“Most of the individuals here have not been receptive to services and have actually declined any type of emergency or transitional shelters, any behavioral health services, or any other resources that we’ve offered to them.”
That is not a quote from some heartless, anti-homeless NIMBY, but from Gigi Zanganeh, director of programs for CityNet, the City of Anaheim’s homeless services contractor, in a city video published earlier this month regarding the homeless encampment along the 91 Freeway between Harbor and Lemon.
It represents welcome candor and highlights a question that isn’t raised enough in local policy discussions about the homeless in Orange County: what to do about homeless people who choose homelessness over help? As the Kraemer Shelter, re-housing and other resources and services gain momentum and make headway among the homeless population that desires independence and re-entry into society, the reality is a growing percentage of the homeless population will consist of what advocates euphemistically term the “service-resistant.”

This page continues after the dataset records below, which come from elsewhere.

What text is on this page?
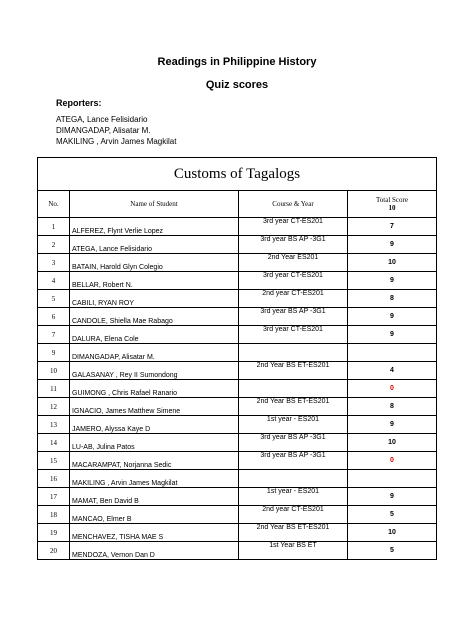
Readings in Philippine History
Quiz scores
Reporters:
ATEGA, Lance Felisidario
DIMANGADAP, Alisatar M.
MAKILING , Arvin James Magkilat
Customs of Tagalogs			
No.	Name of Student	Course & Year	Total Score
10

1	ALFEREZ, Flynt Verlie Lopez	3rd year CT-ES201	7
2	ATEGA, Lance Felisidario	3rd year BS AP -3G1	9
3	BATAIN, Harold Glyn Colegio	2nd Year ES201	10
4	BELLAR, Robert N.	3rd year CT-ES201	9
5	CABILI, RYAN ROY	2nd year CT-ES201	8
6	CANDOLE, Shiella Mae Rabago	3rd year BS AP -3G1	9
7	DALURA, Elena Cole	3rd year CT-ES201	9
9	DIMANGADAP, Alisatar M.		
10	GALASANAY , Rey II Sumondong	2nd Year BS ET-ES201	4
11	GUIMONG , Chris Rafael Ranario		0
12	IGNACIO, James Matthew Simene	2nd Year BS ET-ES201	8
13	JAMERO, Alyssa Kaye D	1st year - ES201	9
14	LU-AB, Julina Patos	3rd year BS AP -3G1	10
15	MACARAMPAT, Norjanna Sedic	3rd year BS AP -3G1	0
16	MAKILING , Arvin James Magkilat		
17	MAMAT, Ben David B	1st year - ES201	9
18	MANCAO, Elmer B	2nd year CT-ES201	5
19	MENCHAVEZ, TISHA MAE S	2nd Year BS ET-ES201	10
20	MENDOZA, Vernon Dan D	1st Year BS ET	5
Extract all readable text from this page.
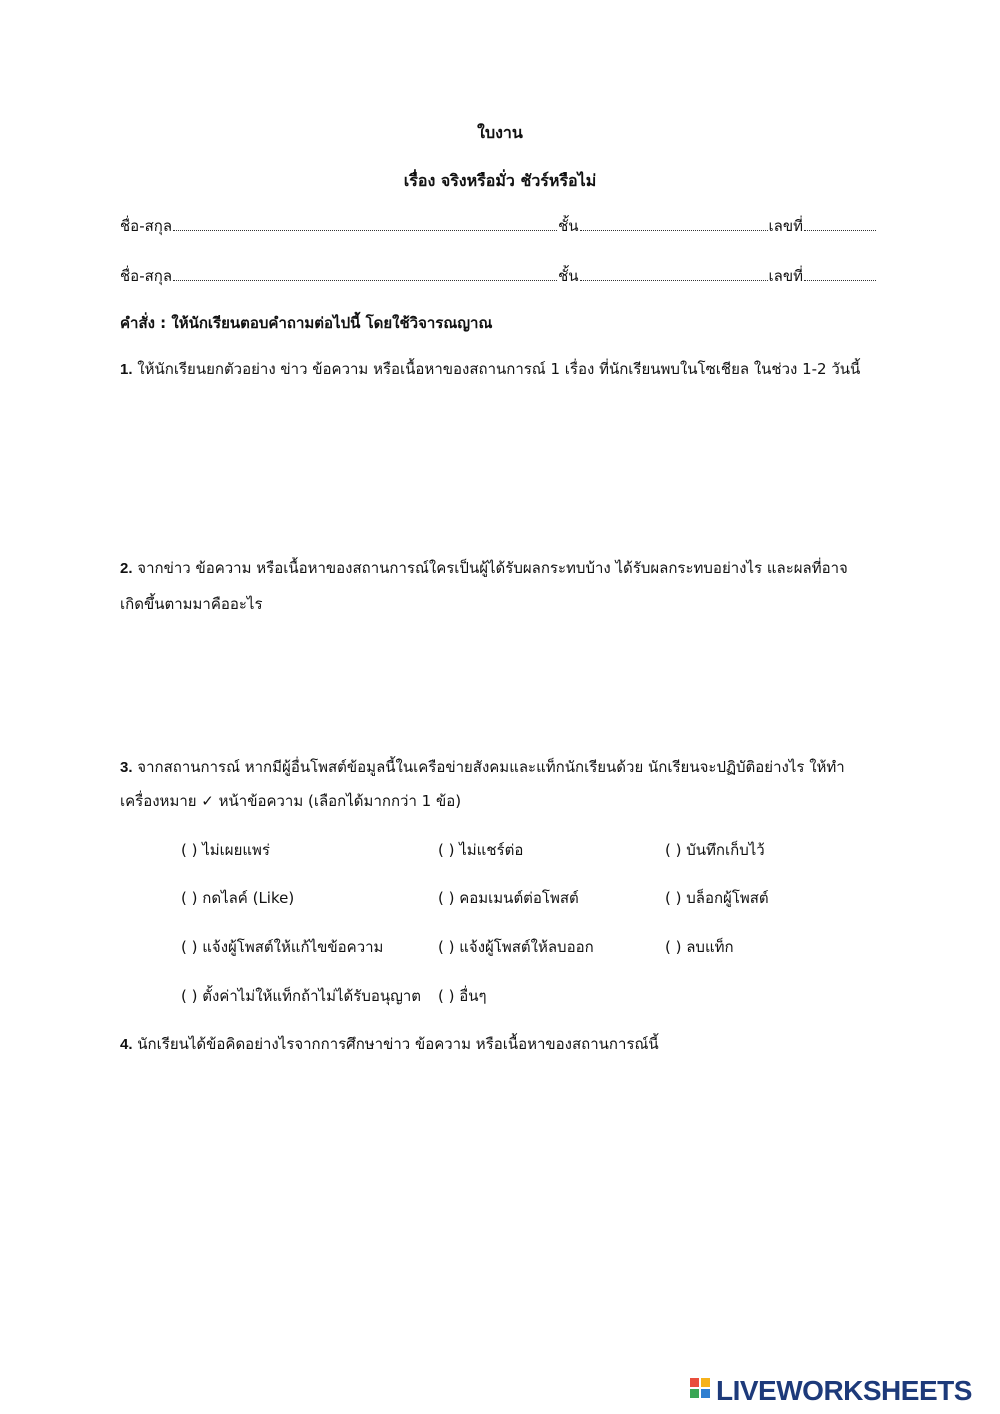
ใบงาน
เรื่อง จริงหรือมั่ว ชัวร์หรือไม่
ชื่อ-สกุล	ชั้น	เลขที่
ชื่อ-สกุล	ชั้น	เลขที่
คำสั่ง : ให้นักเรียนตอบคำถามต่อไปนี้ โดยใช้วิจารณญาณ
1. ให้นักเรียนยกตัวอย่าง ข่าว ข้อความ หรือเนื้อหาของสถานการณ์ 1 เรื่อง ที่นักเรียนพบในโซเชียล ในช่วง 1-2 วันนี้
2. จากข่าว ข้อความ หรือเนื้อหาของสถานการณ์ใครเป็นผู้ได้รับผลกระทบบ้าง ได้รับผลกระทบอย่างไร และผลที่อาจ
เกิดขึ้นตามมาคืออะไร
3. จากสถานการณ์ หากมีผู้อื่นโพสต์ข้อมูลนี้ในเครือข่ายสังคมและแท็กนักเรียนด้วย นักเรียนจะปฏิบัติอย่างไร ให้ทำ
เครื่องหมาย ✓ หน้าข้อความ (เลือกได้มากกว่า 1 ข้อ)
( ) ไม่เผยแพร่	( ) ไม่แชร์ต่อ	( ) บันทึกเก็บไว้
( ) กดไลค์ (Like)	( ) คอมเมนต์ต่อโพสต์	( ) บล็อกผู้โพสต์
( ) แจ้งผู้โพสต์ให้แก้ไขข้อความ	( ) แจ้งผู้โพสต์ให้ลบออก	( ) ลบแท็ก
( ) ตั้งค่าไม่ให้แท็กถ้าไม่ได้รับอนุญาต ( ) อื่นๆ
4. นักเรียนได้ข้อคิดอย่างไรจากการศึกษาข่าว ข้อความ หรือเนื้อหาของสถานการณ์นี้
LIVEWORKSHEETS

An unspoken sub-text is the homeless encampments along the Santa Ana River and elsewhere – which are getting bigger and spreading – are increasingly becoming criminal villages. That, in turn, generates more crime as far as encampment inhabitants’ legs or bicycles can carry them.
More and more law-abiding, taxpaying, hard-working homeowners and business owners (and their employees) are impacted by crime and the fear of crime. The years-long “City of Kindness” campaign talks a lot about how kindness contributes to”social resilience,” which in turn contributes to strong cities. The chaos, disorder, crime and lawlessness inherent in these encampments feed social corrosion, and undermine the kind of community the kindness campaign is intended to create.
The forgotten other half of the kindness campaign is “freedom.” The freedom this country was founded on is ordered liberty, which depends on the rule of law. This encampments – and the radical ideology promoted by the ACLU and its confederates that seeks to enshrine them as a human right – corrode ordered liberty, and citizens’ faith in the efficacy of their electoral and civic institutions.
This aspect of the homelessness crisis merits greater attention and discussion in local policy forums and elections – such as the race for the 4th Supervisor District – and deserves robust discussion this Tuesday, June 20, when the Anaheim City Council discusses the city’s anti-camping ordinance.